Image from Archeology News Network |
Even more, he was an honorable man, gracious to his foes. For many years he tried even to protect Hannibal from a blood thirsty Roman Senate eager for vengeance. When his troops captured the fiancee of a Nubian war chief, he had her restored to him, her (and his) honor intact.
Naturally, he had a legion of enemies in Rome. Disgusted with the degenerate and vicious politics of his day, he left Rome for good. His family tomb is shown here, but his own is a bit of a mystery - it is said that he asked that his be inscribed with his own epitaph:
Ingrata patria, ne ossa quidem habebis. (Ungrateful fatherland, you will not even have my bones).

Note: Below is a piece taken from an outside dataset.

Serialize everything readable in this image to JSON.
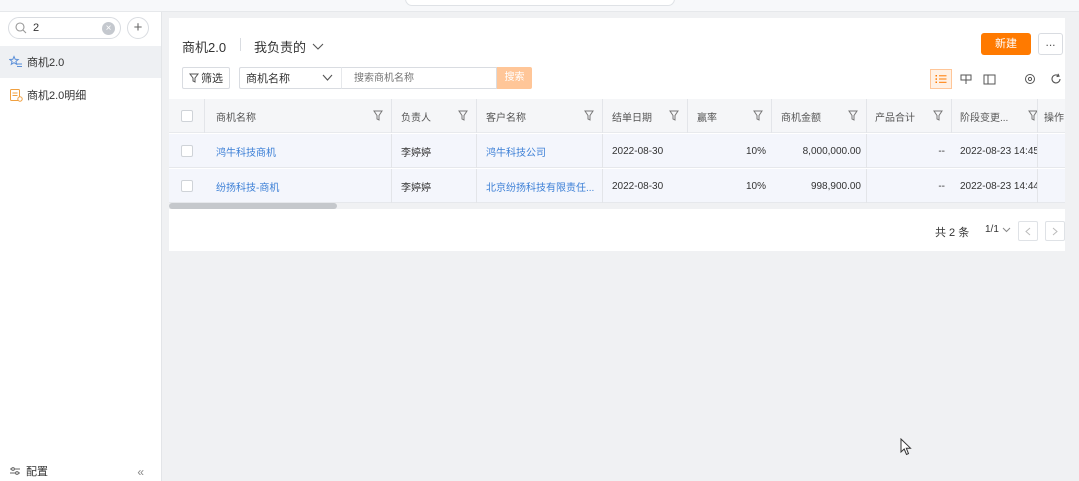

He was followed by a viper's nest, one that ultimately broke the Republic through increasingly divided and violent political division. It got so bad that 150 years after his death, a grateful Rome welcomed Augustus as Imperator simply because it meant the end of the incessant blood letting.
An honorable - if flawed - man, followed by the contemptible.
Comrade Misfit looks on the corruption in which this Republic finds itself mired. It feels like an "end of the Roman Republic" time. Sophisticates can compete to show their, well, sophistication in comparing various recent Presidents to Scipio (flawed but honorable men), and the current crop of rogues to those who followed Scipio - each competing for most corrupt, venal, and destructive to the res publica.